Observed “max number of clients limit reached” exceptions and “health-check” failures in our internal Calculon service
Observed queue spikes resulting in Tests getting queued up
Observed drops in Transactions Per Second (TPS) for APIs initially, and later observed the same system wide

‌

Root cause of the problem

The drop in API TPS followed by the “max number of clients reached” exception and Calculon microservice health check failures, enabled us to quickly narrow down the issue at hand to one of the Redis DBs “Redis-calculon”. As we observed that this Redis DB maxed out its clients connections two times during this window, we suspected any of the Redis COMMAND(s) came into this Redis server during that window might have been BLOCKED for longer time (and hence this client connection spikes) due to multiple reasons including but not limited to – a) any foreign script got triggered outside of the application context that runs any BLOCKING commands b) IOPS and other kernel, N/W & H/W limitations/issues on that node, if any c) connection contentions at application clients itself.
So, to mitigate the connection contentions and threshold limit of the impacted Redis instance and to be able to bring back the calculon microservice to a healthy state, we did a failover of this Redis server and updated application clients and relinquished all its inflight connections to point to the newly failed over instance (the new master).
Immediately within a few secs of failover, the runscope Calculon microservice became healthy and API and other services TPS builds returned back to normal. Also tests execution picked up to its normal velocity.
We connected the impacted Redis instance (old master) as slave to the new master instance and enabled debug to triage the issue further – Upon further triaging on this impacted instance, we observed that there was a housekeeping script which otherwise would normally be triggered on the slave instances only, got triggered accidently on this master at the wrong time window at ~ 11:15AM PDT on 06/30 – we normally run these housekeeping scripts during a dedicated maintenance schedules which are carefully chosen hand-picked time windows with low traffic and low impact to the systems.

‌

What we are doing to avoid recurrences in future:

Automate the instances details update process upon any addition/deletion of DB hosts to/from the production cluster – especially Redis as it normally involves frequent failovers and removals.
Revisit and re-approve instance access controls with more stringent reviews and approvals.
Enable housekeeping/profiles jobs via Rundeck with proper access and approvals

Posted Jul 07, 2020 - 08:19 PDT

Resolved

We have confirmed that things are back to normal in API Monitoring. We are closing this incident.

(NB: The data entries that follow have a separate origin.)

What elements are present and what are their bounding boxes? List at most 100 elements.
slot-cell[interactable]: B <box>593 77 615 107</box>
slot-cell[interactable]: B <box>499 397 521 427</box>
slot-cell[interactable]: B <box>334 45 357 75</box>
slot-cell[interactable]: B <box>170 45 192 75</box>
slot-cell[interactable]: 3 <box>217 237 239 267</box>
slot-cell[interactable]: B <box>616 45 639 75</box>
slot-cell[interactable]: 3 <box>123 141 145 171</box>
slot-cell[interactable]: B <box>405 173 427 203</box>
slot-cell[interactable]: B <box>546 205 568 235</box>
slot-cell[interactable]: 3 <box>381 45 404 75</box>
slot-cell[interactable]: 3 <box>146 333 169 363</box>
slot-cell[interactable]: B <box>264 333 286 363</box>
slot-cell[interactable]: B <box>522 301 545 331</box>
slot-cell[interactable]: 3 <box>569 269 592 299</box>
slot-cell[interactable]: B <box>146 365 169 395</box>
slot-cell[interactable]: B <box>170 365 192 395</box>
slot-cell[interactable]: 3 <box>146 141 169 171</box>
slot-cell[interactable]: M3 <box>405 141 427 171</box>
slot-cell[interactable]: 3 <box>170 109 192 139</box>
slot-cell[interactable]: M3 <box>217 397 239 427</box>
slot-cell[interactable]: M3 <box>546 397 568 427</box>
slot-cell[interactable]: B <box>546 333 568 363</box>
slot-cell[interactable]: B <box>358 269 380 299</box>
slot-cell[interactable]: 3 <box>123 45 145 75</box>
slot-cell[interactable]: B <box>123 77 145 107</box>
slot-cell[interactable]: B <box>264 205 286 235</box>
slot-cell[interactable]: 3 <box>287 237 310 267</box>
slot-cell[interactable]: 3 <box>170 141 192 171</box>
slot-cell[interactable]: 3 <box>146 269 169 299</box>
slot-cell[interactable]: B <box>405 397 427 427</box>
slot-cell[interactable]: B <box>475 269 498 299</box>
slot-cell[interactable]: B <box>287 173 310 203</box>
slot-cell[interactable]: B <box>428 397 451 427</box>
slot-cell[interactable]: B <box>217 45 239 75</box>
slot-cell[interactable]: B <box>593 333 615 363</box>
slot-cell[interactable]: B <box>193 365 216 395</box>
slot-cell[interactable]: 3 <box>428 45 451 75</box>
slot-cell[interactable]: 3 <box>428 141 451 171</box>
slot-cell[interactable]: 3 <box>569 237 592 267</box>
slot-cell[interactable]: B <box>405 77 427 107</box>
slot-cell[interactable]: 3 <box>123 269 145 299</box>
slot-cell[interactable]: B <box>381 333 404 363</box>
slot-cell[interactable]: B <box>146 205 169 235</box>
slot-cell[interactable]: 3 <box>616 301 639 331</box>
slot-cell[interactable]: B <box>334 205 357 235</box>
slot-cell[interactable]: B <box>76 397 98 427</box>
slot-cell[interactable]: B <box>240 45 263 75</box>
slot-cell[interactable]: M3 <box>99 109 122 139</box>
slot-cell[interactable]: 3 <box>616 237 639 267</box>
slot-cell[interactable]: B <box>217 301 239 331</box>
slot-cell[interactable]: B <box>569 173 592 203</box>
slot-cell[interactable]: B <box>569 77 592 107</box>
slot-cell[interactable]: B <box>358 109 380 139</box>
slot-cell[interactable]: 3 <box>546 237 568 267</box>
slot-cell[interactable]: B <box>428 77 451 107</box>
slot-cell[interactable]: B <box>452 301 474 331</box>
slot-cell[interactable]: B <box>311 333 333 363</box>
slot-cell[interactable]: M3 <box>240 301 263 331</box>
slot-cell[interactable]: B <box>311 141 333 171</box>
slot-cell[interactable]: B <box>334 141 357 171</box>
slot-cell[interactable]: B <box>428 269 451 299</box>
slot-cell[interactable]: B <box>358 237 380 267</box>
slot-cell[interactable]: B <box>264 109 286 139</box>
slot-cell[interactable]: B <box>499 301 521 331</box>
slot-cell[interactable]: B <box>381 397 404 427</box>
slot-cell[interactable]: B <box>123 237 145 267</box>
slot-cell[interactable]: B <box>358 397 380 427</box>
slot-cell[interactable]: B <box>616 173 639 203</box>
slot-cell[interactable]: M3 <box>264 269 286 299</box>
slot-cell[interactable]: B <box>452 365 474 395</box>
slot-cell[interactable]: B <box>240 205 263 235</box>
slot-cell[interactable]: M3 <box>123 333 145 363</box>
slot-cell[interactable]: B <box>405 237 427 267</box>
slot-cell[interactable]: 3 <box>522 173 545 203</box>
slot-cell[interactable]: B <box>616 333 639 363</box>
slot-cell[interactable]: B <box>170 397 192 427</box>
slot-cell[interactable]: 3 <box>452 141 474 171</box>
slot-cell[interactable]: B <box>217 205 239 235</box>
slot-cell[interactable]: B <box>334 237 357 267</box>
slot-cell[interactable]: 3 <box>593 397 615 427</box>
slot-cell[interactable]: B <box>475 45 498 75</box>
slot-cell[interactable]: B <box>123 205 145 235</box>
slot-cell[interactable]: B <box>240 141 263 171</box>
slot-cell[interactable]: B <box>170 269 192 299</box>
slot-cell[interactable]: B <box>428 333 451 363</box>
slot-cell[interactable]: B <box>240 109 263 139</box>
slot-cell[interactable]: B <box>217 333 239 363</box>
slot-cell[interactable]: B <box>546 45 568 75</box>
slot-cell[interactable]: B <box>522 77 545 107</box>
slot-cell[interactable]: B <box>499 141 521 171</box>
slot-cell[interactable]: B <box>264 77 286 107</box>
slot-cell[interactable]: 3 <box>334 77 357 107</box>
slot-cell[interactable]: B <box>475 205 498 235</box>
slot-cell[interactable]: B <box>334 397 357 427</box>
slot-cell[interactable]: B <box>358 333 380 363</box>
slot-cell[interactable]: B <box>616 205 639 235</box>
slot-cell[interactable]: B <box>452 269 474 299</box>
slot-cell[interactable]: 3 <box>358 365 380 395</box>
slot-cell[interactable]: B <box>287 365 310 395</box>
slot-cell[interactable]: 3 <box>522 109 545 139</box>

Posted Jun 30, 2020 - 13:48 PDT

Monitoring

API Monitoring should be functioning normally now. We are monitoring to see that it is stable.

Posted Jun 30, 2020 - 12:25 PDT

Update

We have identified the issue and will provide an update shortly.

Posted Jun 30, 2020 - 12:12 PDT

Investigating

We are aware of an issue with API Monitoring functionality including running tests, scheduled tests, and accessing via API. We are investigating and will provide an update as soon as possible.

Posted Jun 30, 2020 - 12:00 PDT

This incident affected: API Monitoring (Runscope).